Our latest publication in @NatureComms “Loss of cohesin regulator PDS5A reveals repressive role of Polycomb loops” advances our understanding of epigenetic gene regulation.
Using a CRISPR screen, we found that PDS5A is a key player linking Polycomb-mediated silencing and 3D genome organization. Deletion of PDS5A disrupts cohesin activity, leading to unique genome architecture and the loss of ultra-long Polycomb loops, impacting gene silencing.
Here are the key findings of our paper:
- Using a CRISPR screen in mouse embryonic stem cells, we discovered that the cohesin regulator PDS5A plays a pivotal role in connecting Polycomb-mediated gene silencing with 3D genome organization. This is a crucial link in the intricate dance of gene regulation.
- Deleting PDS5A has profound effects! It impairs cohesin unloading, leading to the derepression of a specific subset of endogenous PRC1/PRC2 target genes. Importantly, this derepression is not tied to the loss of Polycomb chromatin domains, unraveling a novel layer of gene control.

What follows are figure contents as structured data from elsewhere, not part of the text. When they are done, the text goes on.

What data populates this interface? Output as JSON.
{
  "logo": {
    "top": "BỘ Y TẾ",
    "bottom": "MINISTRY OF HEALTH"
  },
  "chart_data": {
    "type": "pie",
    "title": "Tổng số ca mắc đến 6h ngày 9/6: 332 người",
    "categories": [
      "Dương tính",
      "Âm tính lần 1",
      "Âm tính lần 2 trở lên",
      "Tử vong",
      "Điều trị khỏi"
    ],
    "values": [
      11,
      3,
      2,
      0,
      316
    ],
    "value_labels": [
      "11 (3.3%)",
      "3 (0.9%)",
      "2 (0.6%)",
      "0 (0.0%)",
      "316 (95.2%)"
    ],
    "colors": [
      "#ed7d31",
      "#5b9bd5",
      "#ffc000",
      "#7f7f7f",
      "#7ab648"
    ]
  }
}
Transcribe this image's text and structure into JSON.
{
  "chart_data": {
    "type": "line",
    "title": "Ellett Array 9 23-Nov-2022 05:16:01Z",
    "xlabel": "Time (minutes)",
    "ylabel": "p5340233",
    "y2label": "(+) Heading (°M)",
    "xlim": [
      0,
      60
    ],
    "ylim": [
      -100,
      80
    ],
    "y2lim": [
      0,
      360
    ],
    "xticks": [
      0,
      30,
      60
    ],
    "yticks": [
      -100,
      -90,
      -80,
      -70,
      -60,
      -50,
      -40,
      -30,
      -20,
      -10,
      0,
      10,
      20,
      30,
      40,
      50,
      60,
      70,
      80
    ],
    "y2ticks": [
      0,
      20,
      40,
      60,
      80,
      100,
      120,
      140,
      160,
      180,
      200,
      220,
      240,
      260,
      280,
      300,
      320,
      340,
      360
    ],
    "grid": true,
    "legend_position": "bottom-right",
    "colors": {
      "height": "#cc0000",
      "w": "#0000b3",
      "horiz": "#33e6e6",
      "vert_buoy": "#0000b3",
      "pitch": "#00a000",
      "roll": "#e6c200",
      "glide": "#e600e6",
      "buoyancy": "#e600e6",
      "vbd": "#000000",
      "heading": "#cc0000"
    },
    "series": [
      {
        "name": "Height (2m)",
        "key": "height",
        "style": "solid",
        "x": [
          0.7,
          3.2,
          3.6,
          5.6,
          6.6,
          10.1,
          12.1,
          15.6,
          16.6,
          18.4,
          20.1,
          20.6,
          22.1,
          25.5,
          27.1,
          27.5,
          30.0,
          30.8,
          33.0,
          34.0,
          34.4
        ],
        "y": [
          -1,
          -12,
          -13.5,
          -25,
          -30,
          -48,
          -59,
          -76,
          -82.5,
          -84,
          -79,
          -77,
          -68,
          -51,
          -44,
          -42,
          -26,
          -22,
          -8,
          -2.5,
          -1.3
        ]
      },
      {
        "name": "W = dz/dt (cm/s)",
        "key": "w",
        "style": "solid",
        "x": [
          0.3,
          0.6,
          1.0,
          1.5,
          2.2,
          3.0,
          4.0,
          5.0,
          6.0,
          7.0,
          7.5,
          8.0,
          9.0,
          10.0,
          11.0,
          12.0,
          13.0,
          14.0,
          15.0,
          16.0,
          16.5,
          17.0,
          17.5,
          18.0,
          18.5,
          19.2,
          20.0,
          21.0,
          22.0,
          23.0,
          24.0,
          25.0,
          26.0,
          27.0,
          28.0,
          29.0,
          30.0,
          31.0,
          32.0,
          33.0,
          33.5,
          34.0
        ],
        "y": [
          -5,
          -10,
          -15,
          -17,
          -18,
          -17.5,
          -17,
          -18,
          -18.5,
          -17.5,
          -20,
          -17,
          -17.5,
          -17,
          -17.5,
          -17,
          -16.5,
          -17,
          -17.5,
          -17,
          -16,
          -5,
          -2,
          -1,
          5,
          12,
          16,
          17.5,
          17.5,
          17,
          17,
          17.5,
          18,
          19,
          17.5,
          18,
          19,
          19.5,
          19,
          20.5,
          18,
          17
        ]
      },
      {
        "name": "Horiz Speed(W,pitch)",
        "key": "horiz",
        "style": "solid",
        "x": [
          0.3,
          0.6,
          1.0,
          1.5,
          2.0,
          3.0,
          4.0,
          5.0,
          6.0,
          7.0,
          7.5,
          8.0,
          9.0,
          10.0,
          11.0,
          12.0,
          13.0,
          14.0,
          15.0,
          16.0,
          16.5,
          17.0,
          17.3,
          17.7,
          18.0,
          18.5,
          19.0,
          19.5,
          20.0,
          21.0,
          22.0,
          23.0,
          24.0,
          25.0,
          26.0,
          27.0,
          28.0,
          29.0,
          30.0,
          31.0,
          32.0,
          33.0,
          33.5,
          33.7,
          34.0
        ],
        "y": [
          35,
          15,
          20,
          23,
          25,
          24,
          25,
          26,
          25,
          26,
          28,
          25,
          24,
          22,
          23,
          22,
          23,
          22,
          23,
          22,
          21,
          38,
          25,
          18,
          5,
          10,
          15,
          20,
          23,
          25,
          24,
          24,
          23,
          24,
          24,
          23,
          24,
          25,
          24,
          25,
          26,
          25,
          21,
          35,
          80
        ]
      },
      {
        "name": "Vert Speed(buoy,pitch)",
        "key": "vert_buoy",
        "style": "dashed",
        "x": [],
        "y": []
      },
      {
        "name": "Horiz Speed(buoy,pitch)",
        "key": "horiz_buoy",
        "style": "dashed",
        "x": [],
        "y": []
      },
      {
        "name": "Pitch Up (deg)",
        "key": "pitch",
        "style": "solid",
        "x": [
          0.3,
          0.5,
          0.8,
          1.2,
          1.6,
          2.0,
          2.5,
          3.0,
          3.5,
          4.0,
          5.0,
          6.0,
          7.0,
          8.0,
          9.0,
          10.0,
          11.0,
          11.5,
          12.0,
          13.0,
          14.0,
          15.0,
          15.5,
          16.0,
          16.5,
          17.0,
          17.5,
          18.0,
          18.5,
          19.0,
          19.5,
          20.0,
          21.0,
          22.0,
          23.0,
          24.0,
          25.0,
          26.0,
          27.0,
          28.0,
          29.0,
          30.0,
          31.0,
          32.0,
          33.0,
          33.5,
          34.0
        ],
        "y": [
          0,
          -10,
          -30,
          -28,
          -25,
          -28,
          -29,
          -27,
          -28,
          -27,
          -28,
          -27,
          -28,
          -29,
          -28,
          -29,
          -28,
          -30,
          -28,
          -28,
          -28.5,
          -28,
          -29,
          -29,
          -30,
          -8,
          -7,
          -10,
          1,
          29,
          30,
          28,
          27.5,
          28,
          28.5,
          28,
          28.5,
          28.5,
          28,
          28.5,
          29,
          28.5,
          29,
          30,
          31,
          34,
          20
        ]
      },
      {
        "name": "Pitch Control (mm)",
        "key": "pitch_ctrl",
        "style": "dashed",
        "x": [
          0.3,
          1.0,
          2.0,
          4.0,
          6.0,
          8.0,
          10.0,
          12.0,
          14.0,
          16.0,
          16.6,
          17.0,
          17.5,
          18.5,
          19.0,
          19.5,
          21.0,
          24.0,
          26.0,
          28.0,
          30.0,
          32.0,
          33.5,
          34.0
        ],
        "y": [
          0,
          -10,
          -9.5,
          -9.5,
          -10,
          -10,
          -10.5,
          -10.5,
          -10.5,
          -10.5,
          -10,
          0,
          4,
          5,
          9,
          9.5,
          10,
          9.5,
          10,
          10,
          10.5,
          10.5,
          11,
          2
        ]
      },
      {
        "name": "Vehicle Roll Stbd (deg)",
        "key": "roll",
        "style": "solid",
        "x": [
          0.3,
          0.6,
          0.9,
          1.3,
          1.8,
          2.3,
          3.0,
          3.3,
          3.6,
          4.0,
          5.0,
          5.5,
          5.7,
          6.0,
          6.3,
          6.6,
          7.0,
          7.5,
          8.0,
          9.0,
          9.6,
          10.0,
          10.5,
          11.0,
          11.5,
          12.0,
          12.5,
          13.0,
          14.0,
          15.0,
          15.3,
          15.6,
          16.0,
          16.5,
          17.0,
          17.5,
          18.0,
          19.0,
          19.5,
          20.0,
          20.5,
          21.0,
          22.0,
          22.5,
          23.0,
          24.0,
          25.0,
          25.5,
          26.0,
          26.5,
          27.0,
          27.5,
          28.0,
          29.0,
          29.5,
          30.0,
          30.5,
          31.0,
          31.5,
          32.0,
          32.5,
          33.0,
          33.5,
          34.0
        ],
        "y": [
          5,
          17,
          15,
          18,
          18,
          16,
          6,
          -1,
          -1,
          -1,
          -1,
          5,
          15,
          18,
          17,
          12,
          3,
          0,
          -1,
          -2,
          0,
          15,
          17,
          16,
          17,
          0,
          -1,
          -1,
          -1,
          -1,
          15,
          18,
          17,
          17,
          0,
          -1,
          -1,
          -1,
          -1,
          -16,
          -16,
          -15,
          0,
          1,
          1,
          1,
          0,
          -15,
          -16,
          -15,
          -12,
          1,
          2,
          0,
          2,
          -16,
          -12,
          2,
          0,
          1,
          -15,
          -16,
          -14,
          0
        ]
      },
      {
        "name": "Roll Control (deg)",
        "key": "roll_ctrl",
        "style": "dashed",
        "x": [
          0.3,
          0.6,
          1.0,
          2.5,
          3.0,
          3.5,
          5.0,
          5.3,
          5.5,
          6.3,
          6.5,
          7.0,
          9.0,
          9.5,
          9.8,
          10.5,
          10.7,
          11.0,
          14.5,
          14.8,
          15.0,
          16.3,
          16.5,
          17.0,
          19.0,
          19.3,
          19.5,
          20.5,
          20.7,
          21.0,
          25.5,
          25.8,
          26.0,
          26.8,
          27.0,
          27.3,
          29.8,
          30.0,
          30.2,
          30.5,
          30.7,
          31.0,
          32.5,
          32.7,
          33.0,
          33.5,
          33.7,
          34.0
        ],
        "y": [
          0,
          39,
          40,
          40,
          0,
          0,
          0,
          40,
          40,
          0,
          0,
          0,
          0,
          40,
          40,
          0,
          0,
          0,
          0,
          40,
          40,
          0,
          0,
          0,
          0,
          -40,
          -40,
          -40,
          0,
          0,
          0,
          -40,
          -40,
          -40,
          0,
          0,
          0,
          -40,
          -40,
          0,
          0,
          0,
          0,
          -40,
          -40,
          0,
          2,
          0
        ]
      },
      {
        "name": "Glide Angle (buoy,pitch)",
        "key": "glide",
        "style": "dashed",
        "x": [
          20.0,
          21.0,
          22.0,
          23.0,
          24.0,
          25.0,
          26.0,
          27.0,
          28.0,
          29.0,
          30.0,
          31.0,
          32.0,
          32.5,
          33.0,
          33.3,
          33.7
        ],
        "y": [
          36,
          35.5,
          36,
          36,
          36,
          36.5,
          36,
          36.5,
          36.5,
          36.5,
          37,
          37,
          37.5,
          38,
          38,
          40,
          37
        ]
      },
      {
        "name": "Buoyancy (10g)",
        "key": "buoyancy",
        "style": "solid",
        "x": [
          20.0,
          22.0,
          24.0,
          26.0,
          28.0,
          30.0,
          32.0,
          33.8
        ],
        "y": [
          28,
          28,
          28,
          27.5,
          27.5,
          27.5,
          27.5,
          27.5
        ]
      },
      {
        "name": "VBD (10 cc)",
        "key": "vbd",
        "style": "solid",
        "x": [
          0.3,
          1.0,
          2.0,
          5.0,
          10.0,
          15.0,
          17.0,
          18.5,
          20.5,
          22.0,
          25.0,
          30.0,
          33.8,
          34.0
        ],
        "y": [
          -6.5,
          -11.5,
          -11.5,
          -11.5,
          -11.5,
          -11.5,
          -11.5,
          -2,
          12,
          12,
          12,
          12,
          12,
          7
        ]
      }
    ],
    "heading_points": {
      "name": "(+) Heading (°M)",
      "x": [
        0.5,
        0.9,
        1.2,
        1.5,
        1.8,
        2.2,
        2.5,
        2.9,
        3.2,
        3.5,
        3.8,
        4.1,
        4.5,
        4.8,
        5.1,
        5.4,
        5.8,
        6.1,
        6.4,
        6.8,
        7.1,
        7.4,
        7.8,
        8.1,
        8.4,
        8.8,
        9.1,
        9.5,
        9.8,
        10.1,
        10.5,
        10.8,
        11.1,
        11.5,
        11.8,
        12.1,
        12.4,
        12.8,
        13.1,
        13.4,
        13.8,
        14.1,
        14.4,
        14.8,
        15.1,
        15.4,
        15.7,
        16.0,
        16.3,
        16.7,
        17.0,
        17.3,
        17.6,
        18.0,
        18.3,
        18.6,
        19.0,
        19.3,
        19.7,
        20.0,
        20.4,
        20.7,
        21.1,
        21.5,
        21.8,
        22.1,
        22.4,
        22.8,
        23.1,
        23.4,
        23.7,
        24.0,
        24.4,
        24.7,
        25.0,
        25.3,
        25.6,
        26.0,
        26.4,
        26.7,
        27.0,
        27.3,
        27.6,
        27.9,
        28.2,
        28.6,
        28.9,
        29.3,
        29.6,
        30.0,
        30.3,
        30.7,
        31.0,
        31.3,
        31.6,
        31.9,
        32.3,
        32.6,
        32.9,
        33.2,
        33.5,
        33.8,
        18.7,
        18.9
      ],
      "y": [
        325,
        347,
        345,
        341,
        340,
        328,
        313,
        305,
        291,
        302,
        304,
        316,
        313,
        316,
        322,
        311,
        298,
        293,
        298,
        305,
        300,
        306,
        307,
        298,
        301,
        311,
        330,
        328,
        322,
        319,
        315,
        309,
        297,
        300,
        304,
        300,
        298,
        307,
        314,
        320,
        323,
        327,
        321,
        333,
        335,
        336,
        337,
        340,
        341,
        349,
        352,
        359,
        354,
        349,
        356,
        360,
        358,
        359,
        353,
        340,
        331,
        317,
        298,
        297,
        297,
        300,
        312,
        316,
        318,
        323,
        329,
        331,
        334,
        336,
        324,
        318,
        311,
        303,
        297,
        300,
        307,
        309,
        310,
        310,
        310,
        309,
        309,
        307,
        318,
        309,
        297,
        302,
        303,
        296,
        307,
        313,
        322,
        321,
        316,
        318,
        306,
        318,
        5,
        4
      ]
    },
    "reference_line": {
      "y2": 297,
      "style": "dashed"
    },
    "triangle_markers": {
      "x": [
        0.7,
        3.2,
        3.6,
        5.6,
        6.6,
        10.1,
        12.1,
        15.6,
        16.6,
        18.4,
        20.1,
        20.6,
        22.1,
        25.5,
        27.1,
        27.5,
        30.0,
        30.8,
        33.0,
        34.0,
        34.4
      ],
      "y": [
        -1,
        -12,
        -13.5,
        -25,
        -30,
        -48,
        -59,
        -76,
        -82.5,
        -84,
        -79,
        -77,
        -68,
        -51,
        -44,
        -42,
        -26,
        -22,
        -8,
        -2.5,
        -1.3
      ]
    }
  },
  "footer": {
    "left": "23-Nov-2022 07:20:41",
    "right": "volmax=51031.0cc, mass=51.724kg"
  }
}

- PDS5A removal doesn’t just stop at gene derepression. It triggers aberrant cohesin activity, resulting in the formation of ectopic insulation sites. These sites disrupt the formation of ultra-long Polycomb loops, essential for robust silencing at a subset of PRC1/PRC2 target genes.
- Why do Polycomb loops matter? Our study reveals their crucial role in maintaining robust silencing at specific target genes. The disruption caused by PDS5A removal highlights the intricate balance required for effective Polycomb regulation.
- In conclusion, our research demonstrates that maintaining cohesin-dependent genome architecture is critical for Polycomb regulation. This finding opens new avenues for understanding the complexities of gene regulation and has broad implications across the field of genomics.